The potential of cross-selling and the joint marketing of electricity with gas, water and even non-utility products and services is causing the greatest interest among prospective players. Gale Klappa, recently appointed chief executive of SWEB, is a former vice president, marketing for US-based Georgia Power. His experience was gained in a local market where 96 competing electricity suppliers chased just 1.5 million customers.

“If you look at what’s happening in other markets, I think in a few years the gas and electricity businesses will merge and you can see the benefit to customers where they have just one relationship for all their energy needs,” he says.

Klappa is positioning SWEB as “an energy solution company”. The company’s avowed long-term strategy is the creation of a “total utility company” – possibly covering waste disposal, water and telecommunications as well as power. In the short-term, the company plans to import tactics learnt in the US to the UK.

To ensure UK customer loyalty, Klappa declared recently that he is considering introducing a performance-related working structure for SWEB employees. SWEB is also committed to entering the gas market with its subsidiary, SWEB-GAS.

The possibility of combined utilities is bound to cause consumer concern – not least about the prospect of being “held to ransom” by a major corporation that controls all services to a household.

Already, there is a distrust of newcomers and scepticism about the plans for diversification. The common belief is that the utilities should concentrate on providing a sound, safe service at low cost and with a smile, rather than attempt to become broad-based international operations.

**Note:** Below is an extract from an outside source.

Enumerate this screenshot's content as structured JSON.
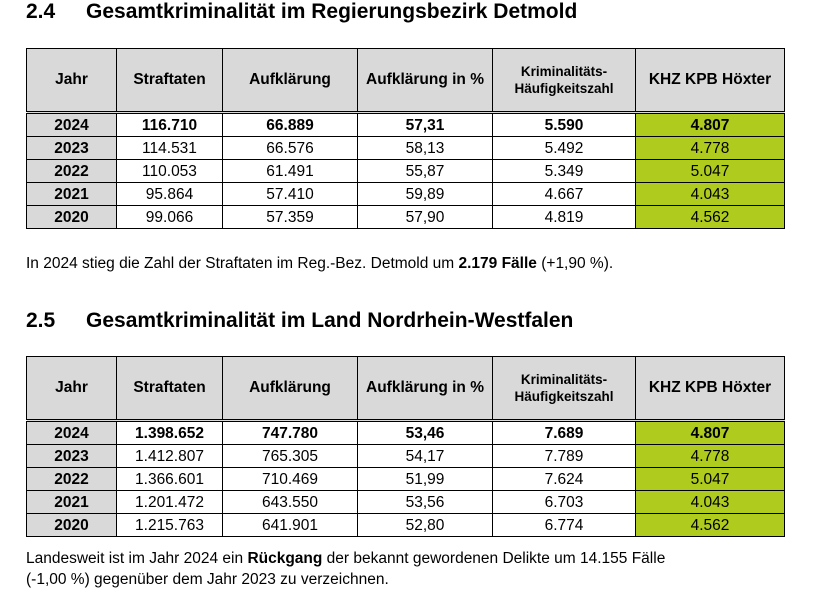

However, the City considers diversification essential. “[Trade and industry secretary] Ian Lang’s recent decision to refer takeover bids by National Power for Southern Electric and PowerGen for Midlands Electricity to the Monopolies & Mergers Commission is likely to leave the field open for further bids from overseas,” says one analyst. “Purchases are driven by the potential to combine customer bases and merge operations such as marketing and billing. It’s the logical course.”

Already, a number of RECs are mooting partnerships to market electricity. At the same time, Safeway is understood to be considering selling electricity under the Safeway banner. And others, such as a major clearing bank, are also interested.

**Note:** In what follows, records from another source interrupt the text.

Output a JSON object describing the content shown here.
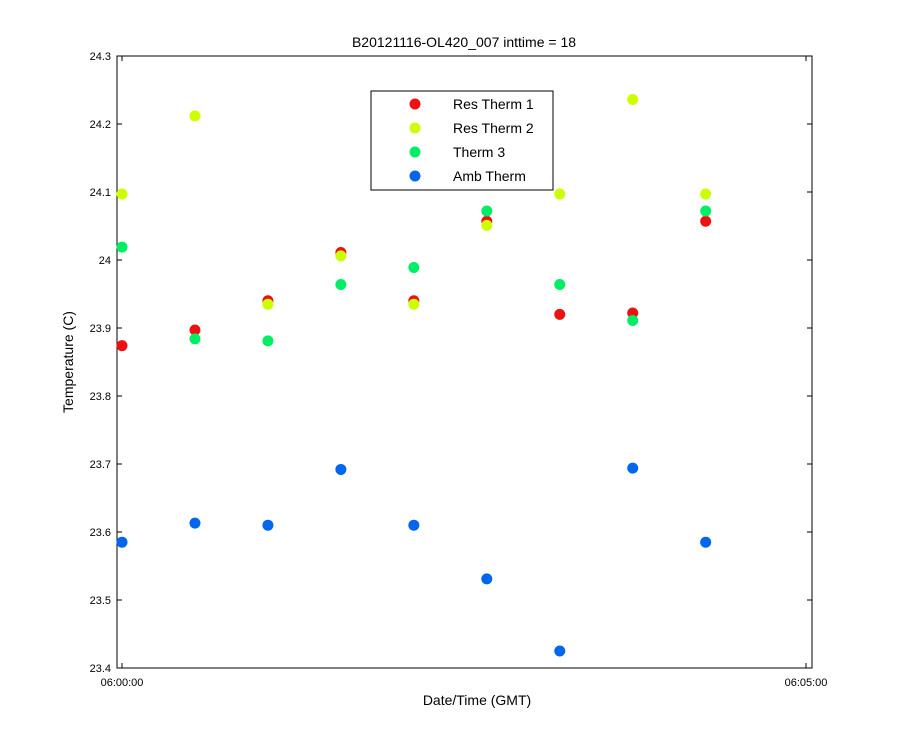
{
  "chart_data": {
    "type": "scatter",
    "title": "B20121116-OL420_007 inttime = 18",
    "xlabel": "Date/Time (GMT)",
    "ylabel": "Temperature (C)",
    "ylim": [
      23.4,
      24.3
    ],
    "yticks": [
      "23.4",
      "23.5",
      "23.6",
      "23.7",
      "23.8",
      "23.9",
      "24",
      "24.1",
      "24.2",
      "24.3"
    ],
    "xlim_seconds": [
      0,
      300
    ],
    "xtick_labels": [
      "06:00:00",
      "06:05:00"
    ],
    "grid": false,
    "legend_position": "top-center",
    "x_seconds": [
      0,
      32,
      64,
      96,
      128,
      160,
      192,
      224,
      256
    ],
    "series": [
      {
        "name": "Res Therm 1",
        "color": "#ee1111",
        "values": [
          23.874,
          23.897,
          23.94,
          24.011,
          23.94,
          24.057,
          23.92,
          23.922,
          24.057
        ]
      },
      {
        "name": "Res Therm 2",
        "color": "#ccff00",
        "values": [
          24.097,
          24.212,
          23.935,
          24.006,
          23.935,
          24.051,
          24.097,
          24.236,
          24.097
        ]
      },
      {
        "name": "Therm 3",
        "color": "#00ee66",
        "values": [
          24.019,
          23.884,
          23.881,
          23.964,
          23.989,
          24.072,
          23.964,
          23.911,
          24.072
        ]
      },
      {
        "name": "Amb Therm",
        "color": "#0066ee",
        "values": [
          23.585,
          23.613,
          23.61,
          23.692,
          23.61,
          23.531,
          23.425,
          23.694,
          23.585
        ]
      }
    ]
  }
}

“The benefits of such an arrangement include access to a partner’s markets, a stronger brand, new technology or simply bundling one product with another,” Peel explains.

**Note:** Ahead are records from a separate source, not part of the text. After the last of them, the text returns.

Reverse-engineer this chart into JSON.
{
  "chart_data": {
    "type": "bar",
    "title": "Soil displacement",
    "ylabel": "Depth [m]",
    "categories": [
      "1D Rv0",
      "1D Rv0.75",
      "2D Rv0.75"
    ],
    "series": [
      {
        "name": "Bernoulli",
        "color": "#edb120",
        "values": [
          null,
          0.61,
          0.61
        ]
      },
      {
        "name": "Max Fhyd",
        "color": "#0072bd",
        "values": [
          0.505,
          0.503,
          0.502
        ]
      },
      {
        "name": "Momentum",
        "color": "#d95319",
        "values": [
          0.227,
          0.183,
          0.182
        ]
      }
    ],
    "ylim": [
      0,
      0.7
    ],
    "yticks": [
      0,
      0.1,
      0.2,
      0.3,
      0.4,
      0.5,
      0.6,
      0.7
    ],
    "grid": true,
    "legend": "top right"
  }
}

It’s a radical strategy. But the industry cannot afford to be bound by traditional approaches, says Steele. He sees parallels between his business and the development of the financial services and telecoms markets in the 1980s. “Breaking down old perceptions is essential,” he says. “Look at BT. It has invested heavily in marketing, customer service and in special packages and customer offers. The ideas are not new, but implementation is key.”

Many issues remain unresolved, such as: whether to market a regional brand nationally or to create sub-brands for different geographical markets. “Those brands which have stretched furthest have been brands with a feeling, rather than function and geographical constraints, for example, Virgin,” Peel explains.

Then there is the question of how rival suppliers will be able to differentiate their product – through billing structures, meter reading technology or payment systems. “It will be about brand positioning, market segmentation, delivery of a promise, creation of tariffs and quality of customer service following through,” Peel says. “It will be about nuances.”

And it will be about whether the power companies really can reposition their product in consumers’ minds – as a branded good.